High-speed key encapsulation from NTRU

This paper presents software demonstrating that the 20-year-old NTRU cryptosystem is competitive with more recent lattice-based cryptosystems in terms of speed, key size, and ciphertext size. We present a slightly simplified version of textbook NTRU, select parameters for this encryption scheme that target the 128-bit post-quantum security level, construct a KEM that is CCA2-secure in the quantum random oracle model, and present highly optimized software targeting Intel CPUs with the AVX2 vector instruction set. This software takes only 307 914 cycles for the generation of a keypair, 48 646 for encapsulation, and 67 338 for decapsulation. It is, to the best of our knowledge, the first NTRU software with full protection against timing attacks.

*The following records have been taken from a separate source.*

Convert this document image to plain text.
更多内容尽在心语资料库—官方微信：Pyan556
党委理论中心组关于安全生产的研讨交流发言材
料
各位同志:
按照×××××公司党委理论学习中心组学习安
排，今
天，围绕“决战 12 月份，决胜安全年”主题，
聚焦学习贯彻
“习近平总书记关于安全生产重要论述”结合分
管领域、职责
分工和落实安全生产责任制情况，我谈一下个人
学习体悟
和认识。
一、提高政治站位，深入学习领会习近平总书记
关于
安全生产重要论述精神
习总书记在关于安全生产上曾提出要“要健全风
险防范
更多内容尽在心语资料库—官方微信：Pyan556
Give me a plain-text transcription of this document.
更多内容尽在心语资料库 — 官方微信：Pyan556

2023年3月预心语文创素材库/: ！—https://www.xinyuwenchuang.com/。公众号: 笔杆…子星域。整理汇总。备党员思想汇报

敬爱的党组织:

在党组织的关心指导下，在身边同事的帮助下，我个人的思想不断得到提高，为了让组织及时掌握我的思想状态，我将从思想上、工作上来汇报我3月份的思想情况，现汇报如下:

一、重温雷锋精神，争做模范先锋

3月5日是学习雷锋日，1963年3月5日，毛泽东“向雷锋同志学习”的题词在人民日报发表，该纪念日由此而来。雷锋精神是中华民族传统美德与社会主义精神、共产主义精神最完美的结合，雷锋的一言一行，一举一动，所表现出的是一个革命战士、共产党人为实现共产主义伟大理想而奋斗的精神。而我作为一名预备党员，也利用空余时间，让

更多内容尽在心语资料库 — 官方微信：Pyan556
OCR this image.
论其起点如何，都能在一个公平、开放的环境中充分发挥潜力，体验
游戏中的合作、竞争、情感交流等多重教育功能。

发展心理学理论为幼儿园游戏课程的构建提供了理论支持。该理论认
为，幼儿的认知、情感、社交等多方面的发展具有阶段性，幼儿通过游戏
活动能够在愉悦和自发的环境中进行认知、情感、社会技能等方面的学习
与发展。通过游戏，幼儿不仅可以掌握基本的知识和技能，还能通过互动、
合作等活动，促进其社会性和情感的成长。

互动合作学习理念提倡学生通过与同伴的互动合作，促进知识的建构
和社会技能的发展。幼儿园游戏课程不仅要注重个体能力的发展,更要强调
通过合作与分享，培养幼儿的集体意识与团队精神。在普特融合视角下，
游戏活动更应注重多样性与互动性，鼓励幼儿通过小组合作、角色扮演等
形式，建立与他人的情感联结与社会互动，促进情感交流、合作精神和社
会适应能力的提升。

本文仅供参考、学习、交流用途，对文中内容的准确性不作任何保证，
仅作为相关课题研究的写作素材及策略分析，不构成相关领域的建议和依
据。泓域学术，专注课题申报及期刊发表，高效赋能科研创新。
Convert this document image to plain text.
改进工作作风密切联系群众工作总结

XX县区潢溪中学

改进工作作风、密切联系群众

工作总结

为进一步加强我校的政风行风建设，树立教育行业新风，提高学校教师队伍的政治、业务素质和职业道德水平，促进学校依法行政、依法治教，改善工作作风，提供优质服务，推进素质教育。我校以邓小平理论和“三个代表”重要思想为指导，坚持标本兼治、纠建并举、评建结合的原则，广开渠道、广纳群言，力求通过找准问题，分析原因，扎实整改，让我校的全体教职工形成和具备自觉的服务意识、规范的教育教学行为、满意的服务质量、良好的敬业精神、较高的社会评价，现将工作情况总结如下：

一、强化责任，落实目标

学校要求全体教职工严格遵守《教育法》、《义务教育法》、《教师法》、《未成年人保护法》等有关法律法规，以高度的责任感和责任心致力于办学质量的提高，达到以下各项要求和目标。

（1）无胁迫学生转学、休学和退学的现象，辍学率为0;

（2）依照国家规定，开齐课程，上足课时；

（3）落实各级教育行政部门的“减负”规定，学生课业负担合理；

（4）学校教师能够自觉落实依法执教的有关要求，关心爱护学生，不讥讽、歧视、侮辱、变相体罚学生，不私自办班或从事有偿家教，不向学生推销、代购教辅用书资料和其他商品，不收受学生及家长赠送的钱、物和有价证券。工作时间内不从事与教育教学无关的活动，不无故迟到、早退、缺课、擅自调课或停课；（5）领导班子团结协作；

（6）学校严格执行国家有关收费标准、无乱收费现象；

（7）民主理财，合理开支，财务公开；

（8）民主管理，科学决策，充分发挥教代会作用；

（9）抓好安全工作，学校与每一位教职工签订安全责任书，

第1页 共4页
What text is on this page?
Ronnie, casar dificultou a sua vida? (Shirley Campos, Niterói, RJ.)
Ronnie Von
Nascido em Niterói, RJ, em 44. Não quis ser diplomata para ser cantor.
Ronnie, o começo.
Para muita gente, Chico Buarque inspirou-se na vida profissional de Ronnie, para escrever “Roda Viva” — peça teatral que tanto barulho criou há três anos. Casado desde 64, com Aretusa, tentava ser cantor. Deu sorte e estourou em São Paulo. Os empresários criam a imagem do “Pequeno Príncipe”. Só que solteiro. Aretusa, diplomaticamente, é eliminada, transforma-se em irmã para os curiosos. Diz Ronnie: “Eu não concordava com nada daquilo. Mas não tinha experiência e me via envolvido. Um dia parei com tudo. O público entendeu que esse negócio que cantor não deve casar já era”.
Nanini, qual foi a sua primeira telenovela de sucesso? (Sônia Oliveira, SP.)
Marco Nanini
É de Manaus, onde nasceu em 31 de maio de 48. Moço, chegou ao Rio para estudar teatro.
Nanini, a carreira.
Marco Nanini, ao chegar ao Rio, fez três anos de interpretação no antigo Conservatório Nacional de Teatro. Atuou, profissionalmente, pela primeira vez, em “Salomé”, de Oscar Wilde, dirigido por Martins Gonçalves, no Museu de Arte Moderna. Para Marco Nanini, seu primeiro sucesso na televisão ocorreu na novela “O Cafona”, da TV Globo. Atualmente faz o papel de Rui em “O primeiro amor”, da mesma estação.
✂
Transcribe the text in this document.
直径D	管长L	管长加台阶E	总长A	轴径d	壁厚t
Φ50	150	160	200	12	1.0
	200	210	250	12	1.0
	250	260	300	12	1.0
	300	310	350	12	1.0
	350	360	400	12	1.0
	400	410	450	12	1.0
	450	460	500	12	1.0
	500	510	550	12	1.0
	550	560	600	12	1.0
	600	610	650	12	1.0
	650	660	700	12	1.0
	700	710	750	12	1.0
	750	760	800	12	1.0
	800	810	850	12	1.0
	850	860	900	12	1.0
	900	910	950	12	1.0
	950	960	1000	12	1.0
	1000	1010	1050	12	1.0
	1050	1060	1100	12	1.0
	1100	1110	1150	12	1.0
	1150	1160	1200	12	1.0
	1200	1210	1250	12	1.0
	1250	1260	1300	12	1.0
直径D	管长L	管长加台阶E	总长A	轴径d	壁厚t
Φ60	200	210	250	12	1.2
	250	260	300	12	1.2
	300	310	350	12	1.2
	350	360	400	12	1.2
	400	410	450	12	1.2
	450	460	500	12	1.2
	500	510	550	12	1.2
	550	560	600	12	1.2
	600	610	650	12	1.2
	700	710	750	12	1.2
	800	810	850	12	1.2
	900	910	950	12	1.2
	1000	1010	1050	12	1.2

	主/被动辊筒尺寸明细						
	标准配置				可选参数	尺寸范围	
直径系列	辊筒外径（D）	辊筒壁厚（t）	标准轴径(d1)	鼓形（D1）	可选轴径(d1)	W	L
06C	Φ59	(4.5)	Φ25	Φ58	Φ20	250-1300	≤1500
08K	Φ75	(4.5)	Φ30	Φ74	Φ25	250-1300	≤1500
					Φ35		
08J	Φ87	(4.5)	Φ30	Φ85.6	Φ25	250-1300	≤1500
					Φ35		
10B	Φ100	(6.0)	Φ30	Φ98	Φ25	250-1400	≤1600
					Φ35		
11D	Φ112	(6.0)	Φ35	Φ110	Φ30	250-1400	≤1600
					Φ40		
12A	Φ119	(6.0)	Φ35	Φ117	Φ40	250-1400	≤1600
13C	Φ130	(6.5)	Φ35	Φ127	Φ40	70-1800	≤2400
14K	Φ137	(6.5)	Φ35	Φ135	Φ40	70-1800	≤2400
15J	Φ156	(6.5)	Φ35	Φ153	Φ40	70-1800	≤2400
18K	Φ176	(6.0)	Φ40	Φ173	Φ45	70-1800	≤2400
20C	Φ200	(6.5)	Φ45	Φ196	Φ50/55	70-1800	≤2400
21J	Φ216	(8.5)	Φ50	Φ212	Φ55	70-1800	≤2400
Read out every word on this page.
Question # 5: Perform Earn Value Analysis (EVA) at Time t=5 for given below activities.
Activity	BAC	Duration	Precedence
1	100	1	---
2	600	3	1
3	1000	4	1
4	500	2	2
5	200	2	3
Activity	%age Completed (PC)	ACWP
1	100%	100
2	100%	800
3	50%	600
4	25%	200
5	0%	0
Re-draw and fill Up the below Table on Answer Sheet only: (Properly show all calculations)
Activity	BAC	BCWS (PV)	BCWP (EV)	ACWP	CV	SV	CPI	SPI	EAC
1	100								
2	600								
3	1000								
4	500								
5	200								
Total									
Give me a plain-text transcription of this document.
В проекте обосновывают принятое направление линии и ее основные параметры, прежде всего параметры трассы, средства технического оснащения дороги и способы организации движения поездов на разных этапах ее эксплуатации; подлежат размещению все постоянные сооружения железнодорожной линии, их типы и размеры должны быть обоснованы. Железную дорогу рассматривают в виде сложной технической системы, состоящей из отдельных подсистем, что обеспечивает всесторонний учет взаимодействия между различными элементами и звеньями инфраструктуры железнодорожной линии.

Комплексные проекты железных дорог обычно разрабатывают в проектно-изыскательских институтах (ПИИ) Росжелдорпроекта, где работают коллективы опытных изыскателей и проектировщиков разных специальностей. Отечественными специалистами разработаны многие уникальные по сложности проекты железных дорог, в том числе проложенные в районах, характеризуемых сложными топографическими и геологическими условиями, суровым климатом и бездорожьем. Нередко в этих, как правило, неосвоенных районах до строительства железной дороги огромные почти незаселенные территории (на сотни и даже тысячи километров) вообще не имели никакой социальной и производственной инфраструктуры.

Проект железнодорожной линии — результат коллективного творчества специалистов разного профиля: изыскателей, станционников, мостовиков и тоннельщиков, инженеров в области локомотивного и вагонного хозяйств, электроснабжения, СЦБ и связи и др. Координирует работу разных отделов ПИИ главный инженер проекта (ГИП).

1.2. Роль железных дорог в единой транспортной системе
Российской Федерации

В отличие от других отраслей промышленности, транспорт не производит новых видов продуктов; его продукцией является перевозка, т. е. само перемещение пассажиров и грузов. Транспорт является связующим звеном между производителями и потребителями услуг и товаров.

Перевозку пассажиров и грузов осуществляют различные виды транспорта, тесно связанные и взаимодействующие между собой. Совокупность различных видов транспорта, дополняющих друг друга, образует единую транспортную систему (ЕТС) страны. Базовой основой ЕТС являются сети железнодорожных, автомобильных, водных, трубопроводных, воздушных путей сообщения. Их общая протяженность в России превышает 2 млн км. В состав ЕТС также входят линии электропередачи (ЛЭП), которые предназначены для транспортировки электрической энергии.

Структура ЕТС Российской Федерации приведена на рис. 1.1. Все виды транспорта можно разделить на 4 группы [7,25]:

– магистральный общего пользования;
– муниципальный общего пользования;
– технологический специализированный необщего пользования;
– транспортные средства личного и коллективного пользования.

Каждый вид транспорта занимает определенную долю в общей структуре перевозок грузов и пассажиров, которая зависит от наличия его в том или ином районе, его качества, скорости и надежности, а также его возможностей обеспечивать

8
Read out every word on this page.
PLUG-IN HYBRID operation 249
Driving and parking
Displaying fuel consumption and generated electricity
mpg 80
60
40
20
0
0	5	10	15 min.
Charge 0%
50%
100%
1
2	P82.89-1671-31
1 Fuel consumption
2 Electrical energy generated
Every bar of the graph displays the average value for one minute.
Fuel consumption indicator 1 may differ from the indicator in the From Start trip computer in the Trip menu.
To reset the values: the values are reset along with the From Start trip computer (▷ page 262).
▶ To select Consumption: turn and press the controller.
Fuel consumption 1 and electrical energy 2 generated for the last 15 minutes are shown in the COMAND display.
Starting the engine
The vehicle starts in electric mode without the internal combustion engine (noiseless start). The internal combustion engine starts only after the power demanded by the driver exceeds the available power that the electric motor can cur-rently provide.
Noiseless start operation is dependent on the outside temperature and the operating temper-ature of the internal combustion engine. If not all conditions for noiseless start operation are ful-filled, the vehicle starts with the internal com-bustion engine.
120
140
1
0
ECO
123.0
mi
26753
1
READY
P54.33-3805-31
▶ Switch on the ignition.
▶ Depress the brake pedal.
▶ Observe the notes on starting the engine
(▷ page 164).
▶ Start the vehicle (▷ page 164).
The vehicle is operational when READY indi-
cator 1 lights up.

Circuit-extension handshakes for Tor achieving forward secrecy in a quantum world

Abstract We propose a circuit extension handshake for Tor that is forward secure against adversaries who gain quantum computing capabilities after session negotiation. In doing so, we refine the notion of an authenticated and confidential channel establishment (ACCE) protocol and define pre-quantum, transitional, and post-quantum ACCE security. These new definitions reflect the types of adversaries that a protocol might be designed to resist. We prove that, with some small modifications, the currently deployed Tor circuit extension handshake, ntor, provides pre-quantum ACCE security. We then prove that our new protocol, when instantiated with a post-quantum key encapsulation mechanism, achieves the stronger notion of transitional ACCE security. Finally, we instantiate our protocol with NTRU-Encrypt and provide a performance comparison between ntor, our proposal, and the recent design of Ghosh and Kate.

NTRU modular lattice signature scheme on CUDA GPUs

In this work we show how to use Graphics Processing Units (GPUs) with Compute Unified Device Architecture (CUDA) to accelerate a lattice based signature scheme, namely, the NTRU modular lattice signature (NTRU-MLS) scheme. Lattice based schemes require operations on large vectors that are perfect candidates for GPU implementations. In addition, similar to most lattice based signature schemes, NTRU-MLS provides transcript security with a rejection sampling technique. With a GPU implementation, we are able to generate many candidates simultaneously, and hence mitigate the performance slowdown from rejection sampling. Our implementation results show that for the original NTRU-MLS parameter sets, we obtain a 2x improvement in the signing speed; for the revised parameter sets, where acceptance rate of rejection sampling is down to around 1%, our implementation can be as much as 47x faster than a CPU implementation.